L’escalier vers le paradis. On avait laissé Led Zep en pleine ascension. Le groupe sortait alors en 1971, Led Zeppelin IV, véritable pierre angulaire de l’histoire du rock. Le Zeppelin se devait de relever le défi de faire mieux que sur ses précédents opus. Le groupe avait déjà enregistré trois albums en moins de trois ans. Sur chacun de ces albums figurent des tubes, mais c’est sur ce quatrième effort que figure l’une des chansons rock les plus connues de tous les temps : « Staiway To Heaven ». Pourtant, même si aujourd’hui encore ni Page ni Plant ne tiennent cette chanson pour le grand moment du disque, il apparaît clairement qu’elle est la pièce maîtresse de ce chef d’œuvre. Cette sublime ballade marque la symbiose du mysticisme hippie, des inspirations du moyen-âge et mythologiques qui passionnent alors le groupe. Difficile d’imaginer ce qu’auraient été les années 70 sans ce titre, véritable complainte quasi médiévale, inspirée notamment par les explorations acoustiques du guitariste Bert Janch.
Laissons parler la musique. Le groupe surprenait cependant dans son obstination à ne pas vouloir sortir de single. De plus le groupe exigeait une pochette sans nom, sans titre, sans numéro de catalogue ni référence. Tout était fait pour que le groupe soit jugé pour sa musique et sa musique seule. Depuis le temps que les journalistes accablaient le groupe d’accusations sans fondements avançant parmi les raisons du succès, la publicité. Désormais, le dirigeable tenait sa revanche. Le groupe avait son hit planétaire sans autre support que son album. La pochette en elle-même changeait radicalement de style par rapport aux précédentes. Il s’agissait d’une pauvre photo représentant le portrait d’un vieil homme portant un fagot de bois, pendue sur le mur d’un immeuble décrépi. Le tout était couronné par l’ajout des logos des quatre musiciens.
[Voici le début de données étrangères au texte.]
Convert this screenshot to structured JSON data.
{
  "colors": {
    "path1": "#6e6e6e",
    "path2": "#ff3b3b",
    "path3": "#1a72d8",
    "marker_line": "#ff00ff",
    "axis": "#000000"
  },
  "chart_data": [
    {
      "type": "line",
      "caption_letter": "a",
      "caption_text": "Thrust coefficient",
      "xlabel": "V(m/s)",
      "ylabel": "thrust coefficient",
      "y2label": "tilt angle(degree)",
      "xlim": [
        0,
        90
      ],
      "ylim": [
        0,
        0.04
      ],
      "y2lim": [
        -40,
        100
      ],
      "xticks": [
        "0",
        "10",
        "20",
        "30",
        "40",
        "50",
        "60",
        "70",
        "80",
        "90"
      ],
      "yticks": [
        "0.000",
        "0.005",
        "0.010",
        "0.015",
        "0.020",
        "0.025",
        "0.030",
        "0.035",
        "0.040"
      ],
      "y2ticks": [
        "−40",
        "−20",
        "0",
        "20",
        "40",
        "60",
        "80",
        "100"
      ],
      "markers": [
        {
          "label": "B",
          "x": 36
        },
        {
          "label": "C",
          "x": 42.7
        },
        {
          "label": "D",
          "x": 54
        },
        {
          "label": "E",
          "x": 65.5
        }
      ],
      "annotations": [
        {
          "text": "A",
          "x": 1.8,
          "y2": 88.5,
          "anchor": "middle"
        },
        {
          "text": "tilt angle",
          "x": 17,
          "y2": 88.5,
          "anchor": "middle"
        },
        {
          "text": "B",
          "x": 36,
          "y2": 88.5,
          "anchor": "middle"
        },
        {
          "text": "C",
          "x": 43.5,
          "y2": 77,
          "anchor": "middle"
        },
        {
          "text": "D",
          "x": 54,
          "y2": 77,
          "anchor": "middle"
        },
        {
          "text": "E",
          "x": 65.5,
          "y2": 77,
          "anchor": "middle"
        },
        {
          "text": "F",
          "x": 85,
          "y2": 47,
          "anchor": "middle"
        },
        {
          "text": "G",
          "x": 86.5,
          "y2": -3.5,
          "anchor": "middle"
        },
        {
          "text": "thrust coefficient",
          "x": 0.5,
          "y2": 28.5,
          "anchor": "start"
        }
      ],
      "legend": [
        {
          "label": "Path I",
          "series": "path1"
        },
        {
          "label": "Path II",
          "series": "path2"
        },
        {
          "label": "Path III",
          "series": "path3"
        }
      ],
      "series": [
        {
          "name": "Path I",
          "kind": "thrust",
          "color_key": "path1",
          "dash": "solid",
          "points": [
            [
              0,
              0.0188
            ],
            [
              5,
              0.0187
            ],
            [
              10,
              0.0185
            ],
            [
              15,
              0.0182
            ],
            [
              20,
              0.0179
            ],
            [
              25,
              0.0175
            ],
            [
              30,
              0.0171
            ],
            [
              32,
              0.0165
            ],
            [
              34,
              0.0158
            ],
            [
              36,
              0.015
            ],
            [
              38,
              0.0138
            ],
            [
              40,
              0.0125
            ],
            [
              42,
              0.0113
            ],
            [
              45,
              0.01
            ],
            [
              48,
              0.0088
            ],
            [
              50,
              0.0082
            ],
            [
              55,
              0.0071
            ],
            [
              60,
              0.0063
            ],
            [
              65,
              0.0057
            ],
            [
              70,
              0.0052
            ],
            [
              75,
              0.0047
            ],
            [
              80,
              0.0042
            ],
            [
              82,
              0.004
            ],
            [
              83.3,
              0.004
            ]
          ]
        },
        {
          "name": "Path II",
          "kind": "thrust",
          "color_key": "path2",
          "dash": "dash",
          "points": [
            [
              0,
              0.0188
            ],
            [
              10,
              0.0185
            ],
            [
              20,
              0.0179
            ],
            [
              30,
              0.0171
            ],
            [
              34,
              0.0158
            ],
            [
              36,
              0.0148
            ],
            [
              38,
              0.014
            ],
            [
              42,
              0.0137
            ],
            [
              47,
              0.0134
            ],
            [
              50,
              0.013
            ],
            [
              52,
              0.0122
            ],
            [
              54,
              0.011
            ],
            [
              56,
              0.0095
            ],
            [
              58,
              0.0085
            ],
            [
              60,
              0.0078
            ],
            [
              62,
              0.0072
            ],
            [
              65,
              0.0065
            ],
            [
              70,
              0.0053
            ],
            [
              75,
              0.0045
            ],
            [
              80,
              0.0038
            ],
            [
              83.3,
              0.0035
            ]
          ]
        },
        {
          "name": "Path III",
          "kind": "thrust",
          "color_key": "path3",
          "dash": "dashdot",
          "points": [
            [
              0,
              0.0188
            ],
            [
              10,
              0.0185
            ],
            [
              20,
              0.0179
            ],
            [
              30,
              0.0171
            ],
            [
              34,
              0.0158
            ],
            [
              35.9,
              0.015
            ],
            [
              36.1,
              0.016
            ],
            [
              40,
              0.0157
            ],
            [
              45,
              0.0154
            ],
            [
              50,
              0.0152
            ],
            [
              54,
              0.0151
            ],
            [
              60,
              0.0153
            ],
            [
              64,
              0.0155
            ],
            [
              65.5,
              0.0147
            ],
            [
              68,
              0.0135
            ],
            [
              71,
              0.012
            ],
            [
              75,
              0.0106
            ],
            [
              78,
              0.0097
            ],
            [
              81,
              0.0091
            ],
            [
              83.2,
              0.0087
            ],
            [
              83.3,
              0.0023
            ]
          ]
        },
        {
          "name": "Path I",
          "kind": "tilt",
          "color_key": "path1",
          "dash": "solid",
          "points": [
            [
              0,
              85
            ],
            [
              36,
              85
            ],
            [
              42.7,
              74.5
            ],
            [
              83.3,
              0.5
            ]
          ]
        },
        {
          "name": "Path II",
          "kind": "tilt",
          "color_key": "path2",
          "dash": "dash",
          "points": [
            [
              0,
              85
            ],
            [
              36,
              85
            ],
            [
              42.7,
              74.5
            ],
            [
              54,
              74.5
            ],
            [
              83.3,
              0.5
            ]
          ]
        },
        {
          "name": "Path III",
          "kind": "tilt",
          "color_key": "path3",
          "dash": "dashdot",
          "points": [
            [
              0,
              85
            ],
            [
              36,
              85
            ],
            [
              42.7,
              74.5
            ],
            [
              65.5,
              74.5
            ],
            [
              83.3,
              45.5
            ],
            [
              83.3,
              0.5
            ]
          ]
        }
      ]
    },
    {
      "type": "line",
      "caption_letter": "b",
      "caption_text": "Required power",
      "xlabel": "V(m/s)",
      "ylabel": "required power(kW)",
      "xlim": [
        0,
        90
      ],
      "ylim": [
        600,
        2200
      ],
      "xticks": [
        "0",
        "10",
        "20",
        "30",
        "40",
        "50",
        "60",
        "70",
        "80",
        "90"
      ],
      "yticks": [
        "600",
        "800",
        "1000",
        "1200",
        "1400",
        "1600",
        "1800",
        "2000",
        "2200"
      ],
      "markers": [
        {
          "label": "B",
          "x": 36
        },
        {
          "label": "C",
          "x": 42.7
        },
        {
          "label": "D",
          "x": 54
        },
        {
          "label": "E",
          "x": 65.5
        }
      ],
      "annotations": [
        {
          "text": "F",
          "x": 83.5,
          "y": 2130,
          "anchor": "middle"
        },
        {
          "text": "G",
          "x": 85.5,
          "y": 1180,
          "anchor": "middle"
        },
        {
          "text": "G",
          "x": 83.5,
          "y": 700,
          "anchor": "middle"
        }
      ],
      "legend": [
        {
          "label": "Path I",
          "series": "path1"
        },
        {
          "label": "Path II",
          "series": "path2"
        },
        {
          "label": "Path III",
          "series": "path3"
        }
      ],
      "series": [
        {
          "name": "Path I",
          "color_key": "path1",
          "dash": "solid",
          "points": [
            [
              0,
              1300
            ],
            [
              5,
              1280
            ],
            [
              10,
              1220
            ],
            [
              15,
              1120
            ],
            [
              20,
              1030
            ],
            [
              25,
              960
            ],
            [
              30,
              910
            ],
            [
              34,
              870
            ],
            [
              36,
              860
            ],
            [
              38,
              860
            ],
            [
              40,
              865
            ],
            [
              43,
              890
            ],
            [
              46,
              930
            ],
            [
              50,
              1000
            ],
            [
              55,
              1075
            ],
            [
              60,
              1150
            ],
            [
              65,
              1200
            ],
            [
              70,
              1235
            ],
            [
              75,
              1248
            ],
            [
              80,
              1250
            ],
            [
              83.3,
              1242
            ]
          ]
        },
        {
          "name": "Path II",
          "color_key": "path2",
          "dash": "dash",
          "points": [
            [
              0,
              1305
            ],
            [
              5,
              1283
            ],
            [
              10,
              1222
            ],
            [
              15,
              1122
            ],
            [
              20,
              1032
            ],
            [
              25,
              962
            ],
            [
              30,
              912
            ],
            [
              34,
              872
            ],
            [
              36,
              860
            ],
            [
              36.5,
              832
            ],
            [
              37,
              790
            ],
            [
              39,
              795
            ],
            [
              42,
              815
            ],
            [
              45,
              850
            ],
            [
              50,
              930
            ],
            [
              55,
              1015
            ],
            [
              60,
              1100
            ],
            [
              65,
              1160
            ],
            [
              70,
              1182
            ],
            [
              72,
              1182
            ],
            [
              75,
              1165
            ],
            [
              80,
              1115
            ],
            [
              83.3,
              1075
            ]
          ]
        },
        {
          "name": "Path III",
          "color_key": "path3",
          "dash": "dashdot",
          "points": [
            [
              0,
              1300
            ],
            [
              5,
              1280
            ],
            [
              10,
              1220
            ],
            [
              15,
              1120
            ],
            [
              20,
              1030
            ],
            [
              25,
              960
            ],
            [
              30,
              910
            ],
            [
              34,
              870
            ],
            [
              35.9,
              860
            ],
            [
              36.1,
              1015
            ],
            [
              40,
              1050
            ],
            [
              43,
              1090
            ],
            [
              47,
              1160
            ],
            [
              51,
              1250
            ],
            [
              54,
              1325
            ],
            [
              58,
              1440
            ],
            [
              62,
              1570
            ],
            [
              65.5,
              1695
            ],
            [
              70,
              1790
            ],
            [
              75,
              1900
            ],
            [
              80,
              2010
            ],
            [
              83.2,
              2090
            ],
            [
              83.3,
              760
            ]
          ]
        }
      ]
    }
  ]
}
Entre ville et campagne. La musique est à l’image du groupe qui vit alors entre deux mondes. Les séances d’enregistrement se déroulèrent en grande partie dans un vieux manoir posé dans la campagne anglaise. En sort une acoustique unique. Le groupe se sent en famille. Une atmosphère à l’opposé du faste urbain d’Hollywood où attendent fans et groupies : « Going To California ». Cette dualité s’exprime musicalement dans le choix de morceaux acoustiques, semi-acoustiques folk et d’autres au contraire bluesy, rock n’roll. Elle illustre aussi la diversité du quatuor anglais qui touche à tout. Page est sur cet album à l’apogée de son art, montrant une maîtrise absolue de la distorsion et du feed-back sur « Black Dog » entre autres sur lequel il superpose trois riffs différents. Il innove avec ses techniques de l’archet et l’introduction de guitare à deux manches, oscillant entre démonstration et finesse. « Rock And Roll », comme son titre l’indique fait hommage à ce style en puisant aussi bien chez Little Richard que chez Elvis, le tout porté par la formidable voix de Plant délimitée par la batterie de Bonham. Aux débordements électriques succèdent les très épiques « Battle Of Evermore » et « Stairway Of Heaven ». Plant montre un autre face de on talent immense. Sur le second, Page branche sa Telecaster psychédélique, achevant le solo sur sa Les Paul 1959, Jones s’occupe des arrangements : un grand moment d’anthologie. La « grande parenthèse » bouclée, retour sur terre avec « Misty Moutains Hop », menée par l’orgue de Jones. Plant fait encore l’attraction principale du morceau avec sa voix haut perchée. Le très boogie « Four Sticks » donne l’occasion à Bonham de s’adonner à sa passion favorite : le matraquage de fûts. Il utilise pour cela quatre baguettes, deux à chaque mains. Les deux morceaux de fin ne sont pas en reste. L’acoustique plaisant « Going To California » qui repose sur le seul talent de Plant, et le final homérique « When The Levee Breaks », morceau de bravoure, morceau désigné par Page comme le grand moment de l’album. Boham introduit le morceau de fort belle manière : les amplis et microphones répartis dans le manoir y sont pour beaucoup, on ressent la profondeur du son, l’écho des instruments se répercutant.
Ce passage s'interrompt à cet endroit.